Power of Attorney (POA) can be granted by individuals and Corporations to an agent to perform functions, such as instituting an action in court, managing property, signing documents or receiving rents etc. it is also important to note that the power conferred on a Donee by a Donor can be either general or specific.
The words contained in a POA must be strictly construed for the Donor to know exactly the power he wants to confer on another and what limits the power should be. A POA must be drafted to reflect the true and proper intention of the Donor.
Revocation of a Power of Attorney
A Power of Attorney can be easily revoked expressly, impliedly or by operations of law.
An Express Revocation is usually communicated in writing, that the powers have been revoked. The form of an express revocation will depend on how the Power of Attorney was created. If it was created by a deed, then the revocation must also be done by deed. If it was created orally, then it will be revoked orally. The express revocation leaves no party in doubt of the action.
Implied Revocation will arise from the actions of the Donor/Agent. Where the donor gives a Power of Attorney to a donee and then still goes ahead to deal with the subject matter contained in the Power of Attorney in a way that makes it impossible for the Donee to exercise his authority under the POA. So long as the Donee has not exercised the power conferred, the Donor can still exercise the same power.
The fact of the donor giving a Power of Attorney does not extinguish his right to do the same act the agent can do or do with his property what he wishes. For instance, where a landowner gives a Power of Attorney to an agent to sell their land and then goes ahead to sell the land himself before the agent does so, it can be implied that the Power of Attorney has been revoked.
Revocation by Operation of Law, the law provides certain circumstances that automatically revoke a Power of Attorney. If the donor/principal dies, becomes insane, bankrupt, or suffers any other legal incapacity while the Power of Attorney is still valid, then those situations will revoke the Power of Attorney. However, the exceptions to this general rule is where the Power of Attorney is coupled with an interest, it is irrevocable until the interest is exhausted.
Power of Attorney can also be irrevocable where it is given for consideration. It cannot be affected by bankruptcy, insanity, death or lunacy until the consideration is extinguished. If it is granted for a defined period, it remains irrevocable until the period expires.

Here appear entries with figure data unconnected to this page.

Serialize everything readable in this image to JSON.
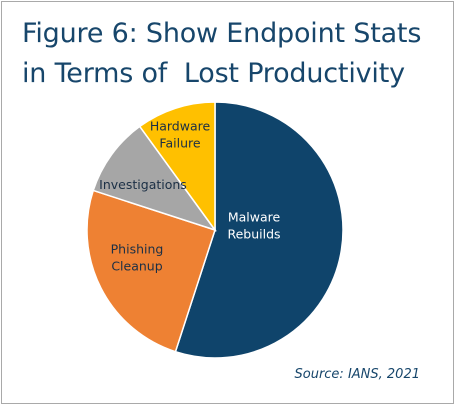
{
  "chart_data": {
    "type": "pie",
    "title_lines": [
      "Figure 6: Show Endpoint Stats",
      "in Terms of  Lost Productivity"
    ],
    "slices": [
      {
        "label_lines": [
          "Malware",
          "Rebuilds"
        ],
        "value": 55,
        "color": "#0f446b",
        "text_color": "#ffffff"
      },
      {
        "label_lines": [
          "Phishing",
          "Cleanup"
        ],
        "value": 25,
        "color": "#ee8133",
        "text_color": "#1b2f45"
      },
      {
        "label_lines": [
          "Investigations"
        ],
        "value": 10,
        "color": "#a6a6a6",
        "text_color": "#1b2f45"
      },
      {
        "label_lines": [
          "Hardware",
          "Failure"
        ],
        "value": 10,
        "color": "#ffc000",
        "text_color": "#1b2f45"
      }
    ],
    "source": "Source: IANS, 2021"
  }
}
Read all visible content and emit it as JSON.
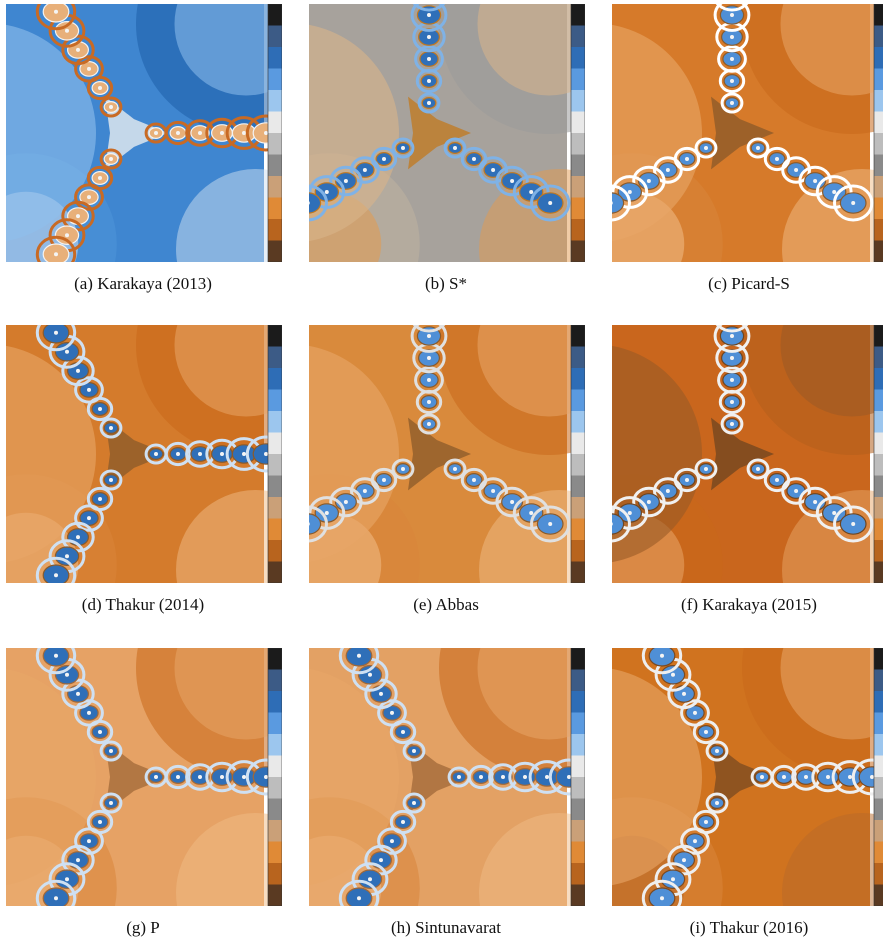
{
  "figure": {
    "panels": [
      {
        "caption": "(a) Karakaya (2013)",
        "palette": [
          "#1e5fa8",
          "#4f95d9",
          "#8fc0ec",
          "#cfdff0",
          "#f3f3f3",
          "#e8b07a",
          "#c86a24"
        ],
        "background": "#3f86d0"
      },
      {
        "caption": "(b) S*",
        "palette": [
          "#9a9a9a",
          "#bfb2a0",
          "#d9b48a",
          "#e39a4e",
          "#c2781e",
          "#2f6fb8",
          "#7fb2e6"
        ],
        "background": "#a7a29c"
      },
      {
        "caption": "(c) Picard-S",
        "palette": [
          "#c9671a",
          "#d8853a",
          "#e8a668",
          "#f0bc86",
          "#8a5a2a",
          "#4f8fd6",
          "#ffffff"
        ],
        "background": "#d67a2a"
      },
      {
        "caption": "(d) Thakur (2014)",
        "palette": [
          "#c9671a",
          "#d8853a",
          "#e8a668",
          "#f0bc86",
          "#8a5a2a",
          "#2f6fb8",
          "#cfe0f2"
        ],
        "background": "#d47b2c"
      },
      {
        "caption": "(e) Abbas",
        "palette": [
          "#c9671a",
          "#d8853a",
          "#e8a668",
          "#f0bc86",
          "#8a5a2a",
          "#4f8fd6",
          "#e0e0e0"
        ],
        "background": "#d98a3c"
      },
      {
        "caption": "(f) Karakaya (2015)",
        "palette": [
          "#b25e1c",
          "#c9671a",
          "#9a5a26",
          "#e8a668",
          "#6e4520",
          "#4f8fd6",
          "#f0f0f0"
        ],
        "background": "#c9661d"
      },
      {
        "caption": "(g) P",
        "palette": [
          "#c9671a",
          "#d8853a",
          "#e8a668",
          "#f0bc86",
          "#a06838",
          "#2f6fb8",
          "#cfe0f2"
        ],
        "background": "#e6a265"
      },
      {
        "caption": "(h) Sintunavarat",
        "palette": [
          "#c9671a",
          "#d8853a",
          "#e8a668",
          "#f0bc86",
          "#a06838",
          "#2f6fb8",
          "#cfe0f2"
        ],
        "background": "#e3a164"
      },
      {
        "caption": "(i) Thakur (2016)",
        "palette": [
          "#c9671a",
          "#d8853a",
          "#e8a668",
          "#b86a2a",
          "#7a4a22",
          "#4f8fd6",
          "#eeeeee"
        ],
        "background": "#d0731f"
      }
    ],
    "colorbar_colors": [
      "#1b1b1b",
      "#3c5b86",
      "#2e6db6",
      "#5a9ae0",
      "#9cc6ee",
      "#e9e9e9",
      "#bdbdbd",
      "#8a8a8a",
      "#caa078",
      "#e08a36",
      "#b8641e",
      "#5a3a22"
    ]
  }
}
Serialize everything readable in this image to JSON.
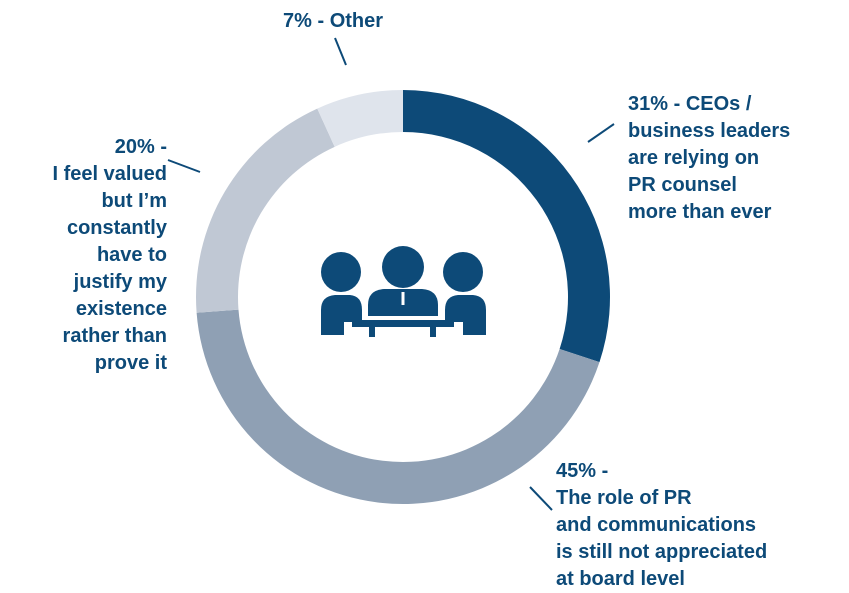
{
  "chart_data": {
    "type": "donut",
    "categories": [
      "CEOs /\nbusiness leaders\nare relying on\nPR counsel\nmore than ever",
      "The role of PR\nand communications\nis still not appreciated\nat board level",
      "I feel valued\nbut I’m\nconstantly\nhave to\njustify my\nexistence\nrather than\nprove it",
      "Other"
    ],
    "values": [
      31,
      45,
      20,
      7
    ],
    "value_labels": [
      "31% -",
      "45% -",
      "20% -",
      "7% -"
    ],
    "colors": [
      "#0d4a78",
      "#8fa0b4",
      "#c0c8d4",
      "#dfe4ec"
    ]
  }
}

Types of Power of Attorney
There are two (2) types of POA which are determined by the amount of power granted by the principal to an agent. It is also possible to appoint more than one person as a Donee. Under such joint power of attorney, decisions must be made by consensus or agreement. The Donor can also be specific as to when the power of attorney provisions should take effect and when the power of attorney may expire. The Donor can be a spouse, adult, child, relative or trusted friend of the Donor/principal, as long as the Donee acts in good faith on behalf of the principal at all times.
- General Power of Attorney when created confers legal authority on another to take unlimited decisions of all activities of the Donor.
- Specific Power of Attorney: this type of POA grants legal authority to an agent for specific matters. For example, to sell a property handle bank accounts or sign documents etc.
In conclusion, the power of attorney is granted for the purpose of ensuring that when the Donor is absent and unable to make decisions, his interest will continue to be protected by the Donee/ Agent. A power of Attorney should be attested by a judge, notary public or magistrate even though such attestation is not mandatory and will not render the instrument invalid.
However, if the power of attorney is to be used outside Nigeria, it is advisable for the document/instrument to be attested to by the Notary Public.